Claude did a solid job understanding subroutines and what they were for by inspecting memory, taking screenshots, and comparing those screenshots over time. Finding straight-up cheats was hit or miss, but that was never the point.

The working rhythm was genuinely fun. Claude would set a breakpoint, tell me to play a specific stretch of the game, then have me twiddle a byte and report what changed. Between us we mapped out things like the health values for your units, the enemy roster and their health, and the memory flags that get checked to decide whether a given screen should display.

Terminal screenshot displaying technical instructions for achieving an ADMIRAL rank with score 999999 in a video game, including memory addresses and procedural steps
Terminal screenshot displaying technical instructions for achieving an ADMIRAL rank with score 999999 in a video game, including memory addresses and procedural steps

Give your agents eyes

I've said this before and the Game Boy just makes it concrete. Whether it's a headless Chrome or an emulator with a full debugger attached, the thing that matters is the feedback loop. Give an agent a way to see whether it's achieving its goal, then let it spin. That's when it starts doing surprising things.

2026·07·01 18:28 / 3 MIN

Team-Wide Agentic Harness

Most of what I've learned about running AI agents lives on my own machine and nowhere else. The Linear-management skill, the sandbox conventions, the notes about how our releases work: all of it sits in my personal setup, invisible to the rest of the team. So I'm building a team-wide agentic harness, a checked-in repository of agent config, skills, and evergreen context that everyone can share, review, and improve.

Brown bags and checked-in skills

We've been running AI brown bag sessions, informal knowledge-transfer where everyone trades tips on how they actually use agents day to day. A lot of what comes out of those is concrete and shareable. I've been showing off skills like a Linear-management skill that reviews our queue, checks progress against the roadmap, organizes releases, and generates release notes tailored to specific customers.

Those are easy to share because they're files. You check them in and someone else can run them.

The parts that don't check in

But a big chunk of using agents well isn't a file. It's convention.

Most of us run agents in sandboxes. The most important rule there is to scope all the work into a single directory. You give the sandbox access to the directory you're working in and nothing outside of it, save a few exceptions. That has downstream consequences: temporary files go in a tmp directory, worktrees go in a worktrees subdirectory, and none of that gets checked in.
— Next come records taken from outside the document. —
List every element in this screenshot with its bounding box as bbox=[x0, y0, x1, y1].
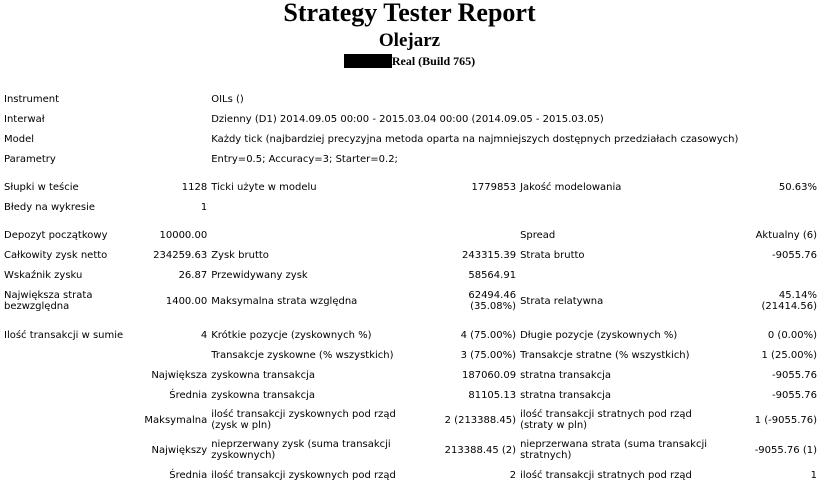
max-profit-loss-label: nieprzerwana strata (suma transakcji stratnych) bbox=[520, 439, 708, 461]
interval-row bbox=[2, 109, 819, 129]
max-consecutive-label: Maksymalna bbox=[144, 414, 208, 426]
payoff-value: 58564.91 bbox=[468, 269, 517, 281]
largest-win-label: zyskowna transakcja bbox=[211, 369, 315, 381]
interval-label: Interwał bbox=[4, 113, 45, 125]
deposit-value: 10000.00 bbox=[159, 229, 208, 241]
spread-label: Spread bbox=[520, 229, 556, 241]
max-consecutive-loss-value: 1 (-9055.76) bbox=[754, 414, 817, 426]
bars-label: Słupki w teście bbox=[4, 181, 79, 193]
deposit-row bbox=[2, 225, 819, 245]
deposit-label: Depozyt początkowy bbox=[4, 229, 108, 241]
short-positions-value: 4 (75.00%) bbox=[460, 329, 517, 341]
profit-factor-value: 26.87 bbox=[178, 269, 208, 281]
average-consecutive-loss-value: 1 bbox=[810, 469, 817, 481]
relative-drawdown-percent: 45.14% bbox=[778, 290, 817, 301]
gross-profit-label: Zysk brutto bbox=[211, 249, 269, 261]
average-win-label: zyskowna transakcja bbox=[211, 389, 315, 401]
total-trades-row bbox=[2, 325, 819, 345]
profit-factor-row bbox=[2, 265, 819, 285]
max-profit-label: Największy bbox=[151, 444, 208, 456]
gross-loss-label: Strata brutto bbox=[520, 249, 585, 261]
max-consecutive-loss-label: ilość transakcji stratnych pod rząd (straty w pln) bbox=[520, 409, 692, 431]
max-drawdown-value bbox=[424, 285, 518, 317]
instrument-value: OILs () bbox=[211, 93, 244, 105]
params-row bbox=[2, 149, 819, 169]
largest-label: Największa bbox=[151, 369, 208, 381]
average-consecutive-label: Średnia bbox=[169, 469, 208, 481]
params-value: Entry=0.5; Accuracy=3; Starter=0.2; bbox=[211, 153, 398, 165]
bars-value: 1128 bbox=[181, 181, 208, 193]
max-consecutive-win-label: ilość transakcji zyskownych pod rząd (zysk w pln) bbox=[211, 409, 396, 431]
average-label: Średnia bbox=[169, 389, 208, 401]
average-consecutive-row bbox=[2, 465, 819, 485]
gross-profit-value: 243315.39 bbox=[461, 249, 517, 261]
total-trades-value: 4 bbox=[200, 329, 208, 341]
win-loss-row bbox=[2, 345, 819, 365]
max-profit-row bbox=[2, 435, 819, 465]
largest-row bbox=[2, 365, 819, 385]
relative-drawdown-amount: (21414.56) bbox=[761, 301, 817, 312]
max-drawdown-percent: (35.08%) bbox=[470, 301, 517, 312]
build-label: Real (Build 765) bbox=[391, 54, 476, 68]
net-profit-label: Całkowity zysk netto bbox=[4, 249, 108, 261]
relative-drawdown-label: Strata relatywna bbox=[520, 295, 604, 307]
max-profit-win-value: 213388.45 (2) bbox=[444, 444, 517, 456]
report-table bbox=[2, 89, 819, 485]
relative-drawdown-value bbox=[721, 285, 819, 317]
gross-loss-value: -9055.76 bbox=[772, 249, 817, 261]
payoff-label: Przewidywany zysk bbox=[211, 269, 308, 281]
instrument-row bbox=[2, 89, 819, 109]
max-drawdown-label: Maksymalna strata względna bbox=[211, 295, 358, 307]
interval-value: Dzienny (D1) 2014.09.05 00:00 - 2015.03.04 00:00 (2014.09.05 - 2015.03.05) bbox=[211, 113, 604, 125]
total-trades-label: Ilość transakcji w sumie bbox=[4, 329, 124, 341]
model-row bbox=[2, 129, 819, 149]
net-profit-row bbox=[2, 245, 819, 265]
average-consecutive-loss-label: ilość transakcji stratnych pod rząd bbox=[520, 469, 692, 481]
largest-win-value: 187060.09 bbox=[461, 369, 517, 381]
losing-trades-value: 1 (25.00%) bbox=[761, 349, 817, 361]
bars-row bbox=[2, 177, 819, 197]
absolute-drawdown-label: Największa strata bezwzględna bbox=[4, 290, 93, 312]
drawdown-row bbox=[2, 285, 819, 317]
average-consecutive-win-label: ilość transakcji zyskownych pod rząd bbox=[211, 469, 396, 481]
model-value: Każdy tick (najbardziej precyzyjna metoda oparta na najmniejszych dostępnych przedziałach czasowych) bbox=[211, 133, 739, 145]
winning-trades-value: 3 (75.00%) bbox=[460, 349, 517, 361]
params-label: Parametry bbox=[4, 153, 56, 165]
model-label: Model bbox=[4, 133, 35, 145]
spread-value: Aktualny (6) bbox=[755, 229, 817, 241]
largest-loss-value: -9055.76 bbox=[772, 369, 817, 381]
winning-trades-label: Transakcje zyskowne (% wszystkich) bbox=[211, 349, 394, 361]
average-consecutive-win-value: 2 bbox=[509, 469, 517, 481]
max-consecutive-win-value: 2 (213388.45) bbox=[444, 414, 517, 426]
errors-value: 1 bbox=[200, 201, 208, 213]
average-row bbox=[2, 385, 819, 405]
instrument-label: Instrument bbox=[4, 93, 60, 105]
average-loss-label: stratna transakcja bbox=[520, 389, 612, 401]
average-loss-value: -9055.76 bbox=[772, 389, 817, 401]
profit-factor-label: Wskaźnik zysku bbox=[4, 269, 83, 281]
long-positions-value: 0 (0.00%) bbox=[767, 329, 817, 341]
max-consecutive-row bbox=[2, 405, 819, 435]
max-profit-loss-value: -9055.76 (1) bbox=[754, 444, 817, 456]
long-positions-label: Długie pozycje (zyskownych %) bbox=[520, 329, 678, 341]
short-positions-label: Krótkie pozycje (zyskownych %) bbox=[211, 329, 372, 341]
build-info bbox=[0, 54, 819, 69]
report-title: Strategy Tester Report bbox=[283, 0, 536, 27]
ticks-value: 1779853 bbox=[471, 181, 517, 193]
net-profit-value: 234259.63 bbox=[153, 249, 208, 261]
quality-value: 50.63% bbox=[778, 181, 817, 193]
average-win-value: 81105.13 bbox=[468, 389, 517, 401]
absolute-drawdown-value: 1400.00 bbox=[165, 295, 208, 307]
errors-row bbox=[2, 197, 819, 217]
max-drawdown-amount: 62494.46 bbox=[468, 290, 517, 301]
ticks-label: Ticki użyte w modelu bbox=[211, 181, 317, 193]
redacted-block bbox=[344, 54, 392, 68]
losing-trades-label: Transakcje stratne (% wszystkich) bbox=[520, 349, 690, 361]
quality-label: Jakość modelowania bbox=[520, 181, 622, 193]
largest-loss-label: stratna transakcja bbox=[520, 369, 612, 381]
errors-label: Błedy na wykresie bbox=[4, 201, 96, 213]
max-profit-win-label: nieprzerwany zysk (suma transakcji zyskownych) bbox=[211, 439, 391, 461]
account-name: Olejarz bbox=[378, 30, 441, 51]
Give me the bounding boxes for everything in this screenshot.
A plans or notes directory helps too, a loosely organized bucket of agent output artifacts. You can search and read them with something like Obsidian.

The harness

I want to go a step further and check in an entire top-level directory. I call it the harness.
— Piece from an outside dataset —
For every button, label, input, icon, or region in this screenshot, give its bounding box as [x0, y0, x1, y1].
The idea came from The AI-Native Startup Handbook, though really it just codified something I was already doing. I check out repos and do all my work in one top-level directory. It isn't a monorepo. It's a top-level directory that everything about the company or the larger project can reach: multiple repos, research, notes, plans, skills. Once I looked at it as a unit, a lot of it turned out to be shareable.

The other important piece is evergreen content. Descriptions of the company, the product, and procedures we do often, like how releases work and how we use Linear as a team. Those live in an evergreen docs directory so agents have a grounding point, a place to start from where they already understand the product and the value we're delivering.

Why check it in at all

The strongest argument is simple: skills are code. A skill is a set of instructions an agent executes, and any code change should be reviewed. Treating the harness as a repo means it gets a pull request, a diff, and another set of eyes before it changes how everyone's agents behave.

I've been running all of this myself so far. It works for me. The next step is handing it to the team and seeing whether conventions that live comfortably in one person's head survive contact with everyone else's.